New Xbox: Upgrades for Microsoft's Next Controller Have Inspiring Origins

Microsoft earns high marks for inclusive design.


Microsoft’s upcoming Xbox “Scarlett” consoles are expected to merge cutting-edge gaming hardware with the company’s xCloud streaming service. But it also looks like the controller will break new ground as far as accessibility is concerned.

The company has often been on the forefront of introducing hardware aimed at disabled gamers. Its $99 Xbox Adaptive Controller launched in December 2018 and remapped the standard controller into a turntable-style layout, which made all of the games playable on the console for more people. More recently, Microsoft was granted a patent for a device on Thursday that would broaden its accessibility options even further, this time with a feature aimed specifically at the visually impaired.

The functionality has been described in other patent applications, including one filed to the World Intellectual Property Organization on May 2, which suggests it’s more than just an experiment. Both patents deal with designs for a controller that integrates a braille panel into an upgraded version of the $150 Xbox Elite Wireless Controller. On its face, it looks like a run-of-the-mill Xbox controller, but on its back it houses an array of constantly-changing braille characters that allows visually-impaired players to read text that appears on screen. Surrounding the braille matrix are six paddles meant for game inputs and texting, which are easily accessed with users’ fingers that rest on the back of the device.


Here’s a summary of the controller’s new features:

“A number of paddles may be arranged on a game controller housing so that a player may engage selected ones of the paddles to enable encoding braille characters using the paddles. This input may be used to control a game, enter text into a chat session or take any other action desired.”

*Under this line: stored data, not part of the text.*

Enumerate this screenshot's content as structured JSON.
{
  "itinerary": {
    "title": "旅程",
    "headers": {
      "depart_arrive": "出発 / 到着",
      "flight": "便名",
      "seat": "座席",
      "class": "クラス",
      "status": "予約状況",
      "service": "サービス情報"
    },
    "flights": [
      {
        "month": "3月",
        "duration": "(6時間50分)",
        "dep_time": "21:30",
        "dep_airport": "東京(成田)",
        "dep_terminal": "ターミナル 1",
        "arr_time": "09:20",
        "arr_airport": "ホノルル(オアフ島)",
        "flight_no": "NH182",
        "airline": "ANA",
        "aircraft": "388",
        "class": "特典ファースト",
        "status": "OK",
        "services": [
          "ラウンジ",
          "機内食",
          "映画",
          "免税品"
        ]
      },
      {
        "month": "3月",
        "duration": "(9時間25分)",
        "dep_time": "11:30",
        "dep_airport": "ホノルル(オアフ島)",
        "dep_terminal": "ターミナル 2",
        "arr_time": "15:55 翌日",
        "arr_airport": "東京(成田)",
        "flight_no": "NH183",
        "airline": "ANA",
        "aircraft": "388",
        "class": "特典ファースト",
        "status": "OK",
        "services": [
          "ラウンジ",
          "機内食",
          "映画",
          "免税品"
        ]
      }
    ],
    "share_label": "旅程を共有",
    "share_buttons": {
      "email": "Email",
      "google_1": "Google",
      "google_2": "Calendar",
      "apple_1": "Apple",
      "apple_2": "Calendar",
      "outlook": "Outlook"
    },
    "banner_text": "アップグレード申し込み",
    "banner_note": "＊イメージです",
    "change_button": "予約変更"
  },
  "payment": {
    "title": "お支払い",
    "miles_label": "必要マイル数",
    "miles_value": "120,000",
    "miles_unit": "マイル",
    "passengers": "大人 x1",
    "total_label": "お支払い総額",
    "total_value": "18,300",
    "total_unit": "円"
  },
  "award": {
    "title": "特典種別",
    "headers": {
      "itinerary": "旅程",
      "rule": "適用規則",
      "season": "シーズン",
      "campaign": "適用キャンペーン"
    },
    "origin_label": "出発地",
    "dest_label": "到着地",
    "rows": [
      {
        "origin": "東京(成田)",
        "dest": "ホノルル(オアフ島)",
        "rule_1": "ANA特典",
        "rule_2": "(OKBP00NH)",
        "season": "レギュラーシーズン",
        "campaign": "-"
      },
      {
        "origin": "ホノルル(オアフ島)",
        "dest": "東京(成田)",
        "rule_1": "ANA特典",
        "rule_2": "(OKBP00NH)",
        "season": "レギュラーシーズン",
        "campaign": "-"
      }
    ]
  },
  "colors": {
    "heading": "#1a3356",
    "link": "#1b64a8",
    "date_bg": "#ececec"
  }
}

As is the case with inclusive design, these small additions aimed at the visually impaired will also make the device function better for everyone. By finding a way to squeeze extra panels onto the controller, this controller would also enable extra game inputs and more intricate configurations of controls.

The Xbox Elite Wireless Controller, Scuf controllers, and many other console joysticks make use of a rear paddle system. It allows for split second inputs that would typically require players to lift their fingers to hit a button or push down on a trigger. Microsoft’s patent adds another two paddles compared to the Elite Controller and Scuf, giving users even more button real-estate on the back of the device for quicker in-game combos.

It’s unclear exactly when the controller could come to market, but if Microsoft does put it into production it could likely make a debut after the Xbox Scarlett consoles are released in late 2020. It’s also possible that the Xbox Adaptive Controller will be backwards compatible with the Scarlett consoles.

Sony announced that its 2016 VR hardware will be compatible with the PlayStation 5, so there’s no reason not to believe Microsoft will do the same for a controller that launched a few months ago.

But more than just a new controller, the patent serves as further proof of the merits of inclusive design. By better accommodating the visually impaired, Microsoft will release a controller that’s simply better overall. Other hardware makers would do well to follow their example.